Una abeja que poliniza en el Alto Valle, un mallín que retiene agua en la estepa, un bosque que sostiene el suelo en la cordillera: procesos naturales que casi no vemos, pero que sostienen la vida y la economía de la provincia.
El ministerio de Turismo, Ambiente y Recursos Naturales llama servicios ecosistémicos a estos beneficios esenciales. No son acciones aisladas, sino el resultado del funcionamiento conjunto de los ecosistemas y las relaciones entre sus componentes.
Algunos servicios son evidentes: el agua que llega a nuestras casas, los alimentos, la madera, el forraje. Otros pasan inadvertidos pero son igual de vitales: la polinización que permite las cosechas, la formación del suelo, la regulación de los caudales de agua, la captura de carbono, la protección contra la erosión y el valor que tienen los espacios naturales para el turismo y la recreación.
En el Alto Valle, las abejas y otros insectos trasladan polen entre las flores de manzanos y perales, vinculando directamente la biodiversidad con la producción agrícola. En los bosques (Aluminé, Villa Pehuenia-Moquehue, Junín de los Andes, San Martín de los Andes, Villa La Angostura), las copas interceptan lluvia y nieve, la hojarasca protege y enriquece el suelo, y las raíces lo estabilizan. Neuquén cuenta con aproximadamente 1.200.000 hectáreas de bosques nativos que conservan biodiversidad, almacenan carbono y sostienen el turismo.
Los mallines —zonas donde el agua aflora cerca de la superficie— cumplen un rol estratégico en sectores cordilleranos, precordilleranos y de estepa.

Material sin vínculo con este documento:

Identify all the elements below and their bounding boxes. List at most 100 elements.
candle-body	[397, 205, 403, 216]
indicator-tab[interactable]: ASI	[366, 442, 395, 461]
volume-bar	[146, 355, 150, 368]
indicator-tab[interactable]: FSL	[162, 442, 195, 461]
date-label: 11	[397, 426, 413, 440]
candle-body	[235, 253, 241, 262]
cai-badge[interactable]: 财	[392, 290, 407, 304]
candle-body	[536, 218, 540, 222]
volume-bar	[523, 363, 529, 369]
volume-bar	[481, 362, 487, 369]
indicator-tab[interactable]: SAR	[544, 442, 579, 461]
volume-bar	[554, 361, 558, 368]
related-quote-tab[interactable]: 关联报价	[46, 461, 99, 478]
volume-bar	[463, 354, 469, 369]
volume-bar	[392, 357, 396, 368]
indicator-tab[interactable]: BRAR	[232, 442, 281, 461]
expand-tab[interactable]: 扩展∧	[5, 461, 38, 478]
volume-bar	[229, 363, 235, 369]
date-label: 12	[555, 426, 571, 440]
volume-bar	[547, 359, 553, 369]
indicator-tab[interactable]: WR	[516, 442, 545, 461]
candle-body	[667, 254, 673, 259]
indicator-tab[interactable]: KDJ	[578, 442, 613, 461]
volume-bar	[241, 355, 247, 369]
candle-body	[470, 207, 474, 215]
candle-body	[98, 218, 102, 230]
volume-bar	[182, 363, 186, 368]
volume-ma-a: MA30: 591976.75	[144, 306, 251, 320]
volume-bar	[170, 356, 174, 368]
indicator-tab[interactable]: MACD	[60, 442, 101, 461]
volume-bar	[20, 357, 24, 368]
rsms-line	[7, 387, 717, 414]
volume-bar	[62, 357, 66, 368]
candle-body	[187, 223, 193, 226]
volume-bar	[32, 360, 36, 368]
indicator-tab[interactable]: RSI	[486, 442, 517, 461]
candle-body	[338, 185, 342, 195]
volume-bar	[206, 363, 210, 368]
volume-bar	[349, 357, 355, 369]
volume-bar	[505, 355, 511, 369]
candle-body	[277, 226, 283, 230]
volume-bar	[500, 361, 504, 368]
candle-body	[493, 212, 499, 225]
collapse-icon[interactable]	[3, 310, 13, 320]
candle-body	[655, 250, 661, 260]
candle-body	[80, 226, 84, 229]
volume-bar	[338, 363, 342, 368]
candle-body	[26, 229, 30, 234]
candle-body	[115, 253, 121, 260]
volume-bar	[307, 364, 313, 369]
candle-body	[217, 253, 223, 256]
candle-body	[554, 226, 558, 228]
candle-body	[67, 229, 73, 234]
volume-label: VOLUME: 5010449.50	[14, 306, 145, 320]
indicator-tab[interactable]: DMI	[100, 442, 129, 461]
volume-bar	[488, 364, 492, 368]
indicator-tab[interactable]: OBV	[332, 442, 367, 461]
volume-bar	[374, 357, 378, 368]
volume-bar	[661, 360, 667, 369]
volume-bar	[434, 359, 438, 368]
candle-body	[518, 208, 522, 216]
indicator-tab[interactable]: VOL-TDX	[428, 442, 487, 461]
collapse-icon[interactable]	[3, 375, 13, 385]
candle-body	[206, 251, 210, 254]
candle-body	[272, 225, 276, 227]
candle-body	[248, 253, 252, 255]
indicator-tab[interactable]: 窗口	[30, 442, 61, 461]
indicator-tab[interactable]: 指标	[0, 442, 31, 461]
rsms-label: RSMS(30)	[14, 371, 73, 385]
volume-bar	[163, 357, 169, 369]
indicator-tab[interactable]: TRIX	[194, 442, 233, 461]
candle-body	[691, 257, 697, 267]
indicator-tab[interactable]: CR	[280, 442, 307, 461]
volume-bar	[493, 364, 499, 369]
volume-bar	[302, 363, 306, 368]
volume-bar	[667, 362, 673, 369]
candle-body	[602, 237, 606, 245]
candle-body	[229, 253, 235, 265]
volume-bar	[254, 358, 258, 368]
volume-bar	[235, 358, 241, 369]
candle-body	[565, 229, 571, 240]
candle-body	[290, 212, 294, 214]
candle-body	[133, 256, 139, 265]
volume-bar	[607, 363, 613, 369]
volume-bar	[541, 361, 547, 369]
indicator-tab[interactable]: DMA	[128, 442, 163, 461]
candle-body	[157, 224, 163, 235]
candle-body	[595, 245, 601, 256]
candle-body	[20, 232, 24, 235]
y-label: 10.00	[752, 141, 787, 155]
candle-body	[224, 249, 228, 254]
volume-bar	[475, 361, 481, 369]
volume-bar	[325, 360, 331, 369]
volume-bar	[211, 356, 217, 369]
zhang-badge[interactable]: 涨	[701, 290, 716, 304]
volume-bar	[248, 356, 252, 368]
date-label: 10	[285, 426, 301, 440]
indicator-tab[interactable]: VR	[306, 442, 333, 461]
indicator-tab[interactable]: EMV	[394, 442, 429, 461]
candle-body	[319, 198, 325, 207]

En las zonas áridas (Añelo, Zapala, Cutral Có, Plaza Huincul, Confluencia), la vegetación adaptada a la escasez de agua, los vientos fuertes y las grandes variaciones de temperatura forma parte de un equilibrio delicado. La cuenca de los ríos Limay, Neuquén y Negro refleja claramente cómo estos servicios ecosistémicos sostienen toda la región.
Comprender esta red invisible es esencial para valorar las políticas públicas dedicadas a proteger el patrimonio natural de Neuquén.